Game Zones, Balance and You: a Case Study of Borderlands 3
Gearbox’s Borderlands 3 has finally arrived… a full decade after Borderlands 2.
With 2014’s ‘Pre-sequel’ we were treated to more Borderlands, but not necessarily a full-fledged sequel. Some might argue that ‘3’ is still ‘just more Borderlands’ (and they wouldn’t be wrong), but improvements both visual and gameplay, have made the newest iteration a smashing success with already over 5 million copies sold.
One design element that hasn’t changed is how player level values relate to game zones.
With this latest iteration, Gearbox has decided to set each zone of the game and quest with a ‘level value’ (e.g. Level 5). This level is ‘soft’; it does scale a few levels above and below the level value set in the quest when killing enemies within that quest area, but it doesn’t go up forever.

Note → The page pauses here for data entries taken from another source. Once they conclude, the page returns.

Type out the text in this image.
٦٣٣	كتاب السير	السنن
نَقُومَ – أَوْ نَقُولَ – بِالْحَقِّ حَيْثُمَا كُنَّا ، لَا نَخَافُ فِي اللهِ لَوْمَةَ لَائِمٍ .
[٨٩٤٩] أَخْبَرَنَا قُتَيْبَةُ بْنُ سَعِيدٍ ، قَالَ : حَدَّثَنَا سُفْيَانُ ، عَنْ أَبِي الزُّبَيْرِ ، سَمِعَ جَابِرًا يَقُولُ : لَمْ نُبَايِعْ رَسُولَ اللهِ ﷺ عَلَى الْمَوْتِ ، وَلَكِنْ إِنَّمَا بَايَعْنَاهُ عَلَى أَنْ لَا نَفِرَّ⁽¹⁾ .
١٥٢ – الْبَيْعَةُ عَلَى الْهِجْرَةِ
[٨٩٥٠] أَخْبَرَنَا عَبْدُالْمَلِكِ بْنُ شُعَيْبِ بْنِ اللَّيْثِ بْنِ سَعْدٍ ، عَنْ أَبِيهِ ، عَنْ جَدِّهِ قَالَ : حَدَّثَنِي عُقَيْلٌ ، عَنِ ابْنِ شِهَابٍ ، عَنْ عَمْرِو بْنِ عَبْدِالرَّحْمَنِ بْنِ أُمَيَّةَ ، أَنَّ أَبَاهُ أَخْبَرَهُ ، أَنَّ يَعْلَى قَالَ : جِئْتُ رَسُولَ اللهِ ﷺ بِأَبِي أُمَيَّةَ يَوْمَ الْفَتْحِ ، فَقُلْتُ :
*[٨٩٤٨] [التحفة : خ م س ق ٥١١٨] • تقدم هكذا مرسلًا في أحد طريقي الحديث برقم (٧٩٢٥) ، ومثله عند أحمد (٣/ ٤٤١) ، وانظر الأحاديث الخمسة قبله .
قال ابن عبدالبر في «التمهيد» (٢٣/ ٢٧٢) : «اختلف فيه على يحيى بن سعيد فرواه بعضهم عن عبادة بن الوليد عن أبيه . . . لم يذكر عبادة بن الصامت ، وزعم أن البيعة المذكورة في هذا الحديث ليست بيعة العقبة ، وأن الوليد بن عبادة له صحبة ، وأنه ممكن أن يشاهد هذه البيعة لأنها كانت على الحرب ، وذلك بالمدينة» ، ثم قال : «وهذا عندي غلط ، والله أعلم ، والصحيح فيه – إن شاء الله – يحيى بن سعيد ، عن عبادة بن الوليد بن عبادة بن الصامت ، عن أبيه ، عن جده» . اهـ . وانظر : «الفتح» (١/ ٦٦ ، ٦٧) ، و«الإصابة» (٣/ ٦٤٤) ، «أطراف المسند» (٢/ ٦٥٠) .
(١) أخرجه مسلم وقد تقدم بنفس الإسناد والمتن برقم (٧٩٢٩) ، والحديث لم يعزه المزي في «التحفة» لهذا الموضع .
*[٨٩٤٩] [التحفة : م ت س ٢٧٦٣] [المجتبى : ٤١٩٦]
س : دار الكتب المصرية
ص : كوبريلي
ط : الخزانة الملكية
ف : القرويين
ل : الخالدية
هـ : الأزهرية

This design has strengths – it provides a clear way for players to understand if they are in the ‘correct’ area for their level, where challenge should be appropriate. It also gives a deeper meaning to each area in the game. Visiting new areas, and experiencing their greater challenges, aesthetic qualities and potential story ramifications, provides players with feelings of progression and provides value for ‘time sunk’, but also engages through mastery elements (new skills, weapons, etc.)

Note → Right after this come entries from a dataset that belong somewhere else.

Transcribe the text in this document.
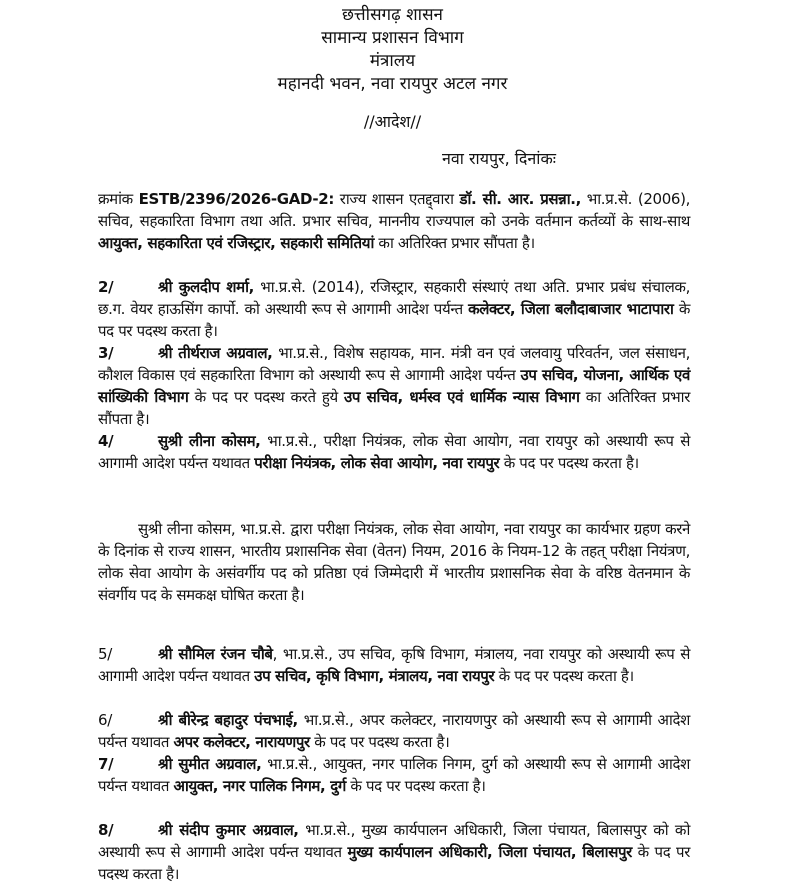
छत्तीसगढ़ शासन
सामान्य प्रशासन विभाग
मंत्रालय
महानदी भवन, नवा रायपुर अटल नगर
//आदेश//
नवा रायपुर, दिनांकः
क्रमांक ESTB/2396/2026-GAD-2: राज्य शासन एतद्द्वारा डॉ. सी. आर. प्रसन्ना., भा.प्र.से. (2006), सचिव, सहकारिता विभाग तथा अति. प्रभार सचिव, माननीय राज्यपाल को उनके वर्तमान कर्तव्यों के साथ-साथ आयुक्त, सहकारिता एवं रजिस्ट्रार, सहकारी समितियां का अतिरिक्त प्रभार सौंपता है।
2/	श्री कुलदीप शर्मा, भा.प्र.से. (2014), रजिस्ट्रार, सहकारी संस्थाएं तथा अति. प्रभार प्रबंध संचालक, छ.ग. वेयर हाऊसिंग कार्पो. को अस्थायी रूप से आगामी आदेश पर्यन्त कलेक्टर, जिला बलौदाबाजार भाटापारा के पद पर पदस्थ करता है।
3/	श्री तीर्थराज अग्रवाल, भा.प्र.से., विशेष सहायक, मान. मंत्री वन एवं जलवायु परिवर्तन, जल संसाधन, कौशल विकास एवं सहकारिता विभाग को अस्थायी रूप से आगामी आदेश पर्यन्त उप सचिव, योजना, आर्थिक एवं सांख्यिकी विभाग के पद पर पदस्थ करते हुये उप सचिव, धर्मस्व एवं धार्मिक न्यास विभाग का अतिरिक्त प्रभार सौंपता है।
4/	सुश्री लीना कोसम, भा.प्र.से., परीक्षा नियंत्रक, लोक सेवा आयोग, नवा रायपुर को अस्थायी रूप से आगामी आदेश पर्यन्त यथावत परीक्षा नियंत्रक, लोक सेवा आयोग, नवा रायपुर के पद पर पदस्थ करता है।
सुश्री लीना कोसम, भा.प्र.से. द्वारा परीक्षा नियंत्रक, लोक सेवा आयोग, नवा रायपुर का कार्यभार ग्रहण करने के दिनांक से राज्य शासन, भारतीय प्रशासनिक सेवा (वेतन) नियम, 2016 के नियम-12 के तहत् परीक्षा नियंत्रण, लोक सेवा आयोग के असंवर्गीय पद को प्रतिष्ठा एवं जिम्मेदारी में भारतीय प्रशासनिक सेवा के वरिष्ठ वेतनमान के संवर्गीय पद के समकक्ष घोषित करता है।
5/	श्री सौमिल रंजन चौबे, भा.प्र.से., उप सचिव, कृषि विभाग, मंत्रालय, नवा रायपुर को अस्थायी रूप से आगामी आदेश पर्यन्त यथावत उप सचिव, कृषि विभाग, मंत्रालय, नवा रायपुर के पद पर पदस्थ करता है।
6/	श्री बीरेन्द्र बहादुर पंचभाई, भा.प्र.से., अपर कलेक्टर, नारायणपुर को अस्थायी रूप से आगामी आदेश पर्यन्त यथावत अपर कलेक्टर, नारायणपुर के पद पर पदस्थ करता है।
7/	श्री सुमीत अग्रवाल, भा.प्र.से., आयुक्त, नगर पालिक निगम, दुर्ग को अस्थायी रूप से आगामी आदेश पर्यन्त यथावत आयुक्त, नगर पालिक निगम, दुर्ग के पद पर पदस्थ करता है।
8/	श्री संदीप कुमार अग्रवाल, भा.प्र.से., मुख्य कार्यपालन अधिकारी, जिला पंचायत, बिलासपुर को को अस्थायी रूप से आगामी आदेश पर्यन्त यथावत मुख्य कार्यपालन अधिकारी, जिला पंचायत, बिलासपुर के पद पर पदस्थ करता है।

This design can also have weaknesses. When the player has surpassed the top end for a certain quest, it provides unneeded item rewards. Borderlands 3 also combines this with a large fractional reduction of XP when fighting against enemies that are more than a few levels below your current level. This can make playing in the ‘wrong’ area incredibly time inefficient.
Where this design really falters however, is through cooperative play. When players in a party are all within a limited level range (~3-5), the system works as intended. Nobody is outside the enemy range, so nobody is left out. When one player is not within this range however, the issues become evident.
Since we can’t assume players play through their entire time with the game with others, we can assume there is always some level, and quest progression, inequality. Because of the XP reduction decision, it de-incentivizes playing through optional side quests that you, or your friends, may be too high level for.
For a game that does cooperative play so well (quick view of friends online and what quest they are working on, very easy to actually join friends game, solid UI feedback in and out of games, etc) this seems like a decision that is at odds with their vision.
Why don’t more games adopt a ‘we’ll give you rewards based on where you are at’ philosophy? It seems to have serious advantages: Difficulty could be more controlled and provide a greater means to deliver the player into a state of flow. They could always be fed incremental improvements to strengthen their attachment loop to the game. ‘Balance’ seems easier to control.
Why do so many games still subscribe to the Borderlands formula rather than a more ‘tailored’ approach? Surprise plays a key role in feeding the drive to want to play more and ‘get that next great weapon’. Knowing what’s coming next puts a tax on player immersion. Players won’t be surprised by a steady, controlled stream of +2% weapons, even if their character is getting better. ‘Sameness’ is always your enemy. You need a surprise element. In this type of game, that often means a big power increase.
Providing big power increases are a strong way to keep players engaged into the next zone, but they can sometimes become like a sugar rush: they quickly wear off and another must be provided in their place. Also, at some point the power increases will be too much for your mechanics, balancing and content offering: you won’t be able to keep up a quick enough pace.
What philosophy should be followed?
It obviously depends on your game vision, but neither of these approaches should be ignored when designing a game’s itemization rules. How a game blends these 2 disparate philosophies has a large impact on how a game’s item engagement is viewed, because so much of what makes this fun is the way rewards are balanced for surprise and consistency.